# 1 year subscription for Tropical Fish Hobbyist Magazine for $2.99



## igor.kanshyn (Jan 14, 2010)

1 year subscription for Tropical Fish Hobbyist Magazine for $2.99 only.

Hurry up, TFH has a promotion. 
Look here for the details: Tropical Fish Hobbyist Magazine is offering a one-year subscription to TFH Digital for only $2.99


----------



## characinfan (Dec 24, 2008)

Super! Thanks for posting this.


----------



## mr_bako (Dec 23, 2010)

Darn too bad I have 2 year subscription with them already!


----------



## carmenh (Dec 20, 2009)

I believe you need a promo code. I used EDAY12. I didn't send me to a page where I could pay, but I got the confirmation and now have full access. I kinda feed bad, $2.99 is more than fair and I gladly would have paid it!


----------



## splur (May 11, 2011)

Er yea, it was free... I think they screwed that one up.


----------



## Kerohime (Jan 10, 2011)

splur said:


> Er yea, it was free... I think they screwed that one up.


Yeah... it said 2.99 at one point and when I went to check out it was free...


----------



## Phantheman (Mar 4, 2012)

great find! thanks!! didn't even ask me for my credit card haha


----------



## namugenle (Apr 11, 2010)

Thank you! I will enjoy~


----------



## george (Apr 11, 2009)

Ordered the Digital version and I paid $0.00. Thank you for the great find Igor.


----------



## igor.kanshyn (Jan 14, 2010)

carmenh said:


> I believe you need a promo code. I used EDAY12. I didn't send me to a page where I could pay, but I got the confirmation and now have full access. I kinda feed bad, $2.99 is more than fair and I gladly would have paid it!


I also haven't paid them.

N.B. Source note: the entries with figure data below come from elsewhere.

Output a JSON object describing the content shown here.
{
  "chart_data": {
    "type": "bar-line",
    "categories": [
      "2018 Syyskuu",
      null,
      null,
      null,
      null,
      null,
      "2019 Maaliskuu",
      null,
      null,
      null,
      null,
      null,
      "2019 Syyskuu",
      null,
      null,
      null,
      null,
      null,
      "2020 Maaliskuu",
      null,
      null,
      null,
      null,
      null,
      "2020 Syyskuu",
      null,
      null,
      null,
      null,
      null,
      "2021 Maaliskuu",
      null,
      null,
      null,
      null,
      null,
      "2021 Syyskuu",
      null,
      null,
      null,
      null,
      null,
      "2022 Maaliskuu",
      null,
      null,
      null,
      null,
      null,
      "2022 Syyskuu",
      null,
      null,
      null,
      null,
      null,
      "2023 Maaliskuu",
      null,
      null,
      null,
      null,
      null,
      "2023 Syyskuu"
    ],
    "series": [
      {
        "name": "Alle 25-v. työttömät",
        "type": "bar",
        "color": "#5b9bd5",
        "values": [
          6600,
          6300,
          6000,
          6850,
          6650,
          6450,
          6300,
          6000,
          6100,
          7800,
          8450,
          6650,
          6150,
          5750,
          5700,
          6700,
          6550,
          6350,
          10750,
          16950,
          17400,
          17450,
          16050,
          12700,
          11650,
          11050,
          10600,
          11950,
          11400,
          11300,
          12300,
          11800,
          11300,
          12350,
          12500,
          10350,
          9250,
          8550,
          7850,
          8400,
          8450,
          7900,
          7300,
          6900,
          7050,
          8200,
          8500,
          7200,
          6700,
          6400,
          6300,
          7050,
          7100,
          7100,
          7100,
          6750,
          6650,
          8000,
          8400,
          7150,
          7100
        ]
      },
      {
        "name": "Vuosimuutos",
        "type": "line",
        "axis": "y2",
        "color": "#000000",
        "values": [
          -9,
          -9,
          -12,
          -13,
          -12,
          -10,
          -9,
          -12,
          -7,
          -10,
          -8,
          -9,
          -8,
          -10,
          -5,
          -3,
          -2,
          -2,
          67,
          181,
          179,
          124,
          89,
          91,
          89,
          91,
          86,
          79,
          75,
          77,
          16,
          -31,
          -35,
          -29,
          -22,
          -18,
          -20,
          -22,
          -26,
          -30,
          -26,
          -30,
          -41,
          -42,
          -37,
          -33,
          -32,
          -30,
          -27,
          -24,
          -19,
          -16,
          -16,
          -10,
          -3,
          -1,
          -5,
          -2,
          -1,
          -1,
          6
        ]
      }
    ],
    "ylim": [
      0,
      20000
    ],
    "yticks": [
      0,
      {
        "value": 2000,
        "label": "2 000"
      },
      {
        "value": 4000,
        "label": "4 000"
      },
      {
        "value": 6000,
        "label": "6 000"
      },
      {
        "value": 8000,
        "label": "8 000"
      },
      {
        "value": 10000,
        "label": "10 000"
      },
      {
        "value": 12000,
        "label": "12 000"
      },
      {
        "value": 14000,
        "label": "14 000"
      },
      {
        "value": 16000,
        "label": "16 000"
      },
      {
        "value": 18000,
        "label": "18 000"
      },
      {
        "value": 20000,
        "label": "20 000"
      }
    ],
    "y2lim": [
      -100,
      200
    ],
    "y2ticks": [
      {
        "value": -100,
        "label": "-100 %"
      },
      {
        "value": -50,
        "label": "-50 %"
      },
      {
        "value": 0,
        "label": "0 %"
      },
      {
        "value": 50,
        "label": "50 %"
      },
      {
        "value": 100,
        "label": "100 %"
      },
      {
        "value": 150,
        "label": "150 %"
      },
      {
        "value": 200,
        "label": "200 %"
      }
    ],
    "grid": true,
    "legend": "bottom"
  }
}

The price turned into $0.00 there and they haven't ask for a credit card or something.


----------



## muskieboy (Feb 5, 2012)

somebody is gonna get fired lol


----------



## Phantheman (Mar 4, 2012)

just double checked my email.. it says my subscription type is 'digital only'. anyone else get this?


----------



## carmenh (Dec 20, 2009)

Yes, the offer was digital only...


----------



## Y2KGT (Jul 20, 2009)

TFH does this every year for Earth Day. It usually costs just $1 for a 1 year Digital Only Subscription. 

This will be my 4th year in a row and I love how it looks on my iPad.
--
Paul


----------